# Replacing Belts on Kimpex snowblower



## yam03 (Jan 29, 2012)

Hi
First off, this site is great!!!
Question:
I am trying to replace both belts on a Kimpex snowblower that attaches to my Yamaha ATV but am not sure how I need to go about.
I was looking at this and it looks like I need to take the whole pulley system along with the shaft but would not start taking this all apart unless I really need to. So, does anybody out there know where I should go with this?
Thanks
P.S. I am new to this forum and have search but could not find any links. Maybe I am just not searching for the proper thing but I found some very interesting forums.


----------



## grasskeepers (Aug 9, 2008)

i think mine only has one belt, the only thing you have to take off the belt cover,


----------



## yam03 (Jan 29, 2012)

mine has 2 belts. The problem is that there is a drive shaft that goes thru the pulley (8") and I cannot see a spot to loop the belts on it.

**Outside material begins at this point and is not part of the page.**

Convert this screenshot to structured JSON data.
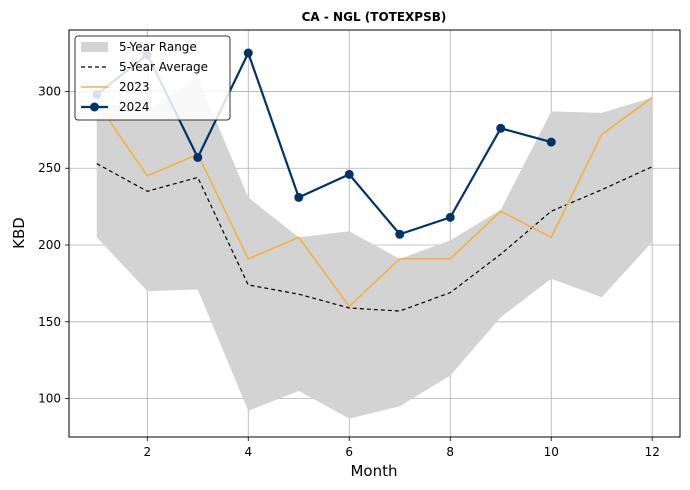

I hope I do not have to remove the shaft or gear box but might.
I will be going to see the vendor tomorrow to see what I need to do but was hoping to try and go thru this forum. At least it gave me an excuse to register.


----------



## sublime68charge (Dec 28, 2007)

if yours is like mine your in for a treat. I have a Kimpex Blower with the auger drive is done on the side via a chain drive. 
the newer ones have the auger drive done via a gearbox and shaft that comes out from the impeler.

The quick and dirty on how I due mine is.
Loosen Chain drive for auger. Slip chain off drive sprocket. Un bolt the end bearing on auger drive shaft Loosed the set screw by the drive pulley next to gear box slide the auger drive shaft out from the Drive Pulley.

Loosend the Impeller from the Drive Gear Box. so that you can get the gear box to move
Unbolt the gear box so you can wiggle the Drive pulley away from the bottom guard to slip the belts back on.

put on both new belts cause this take's me like 3 hours and a big pain in the @#@#$#$

put it all back and pry your belts last more than a year or 2.

you could also just loosen the drive pulley up on the shaft from the gear box and slide that off and then put the belts on and slide back on but the drive pulley on mine would not budge so I ended up doing the unbolt the gear box so I could wiggle the whole thing around.

good luck there's pics of my blower setup in the winter plowing saga link in my sig

sublime out.


----------



## yam03 (Jan 29, 2012)

Thanks Sublim68charge. That it what I was thinking since I did not want to get into the Gearbox.
I did the swap tonight and it did take me about 2 hours but I was not sure what I was doing.
Did the swap and she started to work. Did part of my yard and she started smoking...
Shut down and took a look. One of the belts jumped the tensionner pulley. 
Tomorrow, I will see if something is not lined up or why would it have jumped. Did not wear the belt but there is some wear on it. Looks like I will need to change another one is a short time.
Thanks again.


----------



## yam03 (Jan 29, 2012)

Dang... When I got out there last night, I realised that I was so excited to finally get the belts changed, that I forgot to tightnen the Idler sprocket and guess what...It is gone. See you in the spring I guess,
Now I need to find another sprocket to tightnen the chain. On with the adventures I guess.


----------



## ALC-GregH (Nov 26, 2008)

That sucks.


----------



## sublime68charge (Dec 28, 2007)

Yea 

my idler broke on me and that ended a blowing session for me as well. I got the local ATV place to order me a new on and got it put on and was going again within 2 weeks.

with my blower I figure for every 5 hours of snow blowing time I have 1 hour of prep time. for something to due with the blower.

though them 5 hours of snow blowing would be more like 10 hours of plowing with an ATV and blade so its still a net plus in time saving's.

sublime out.


----------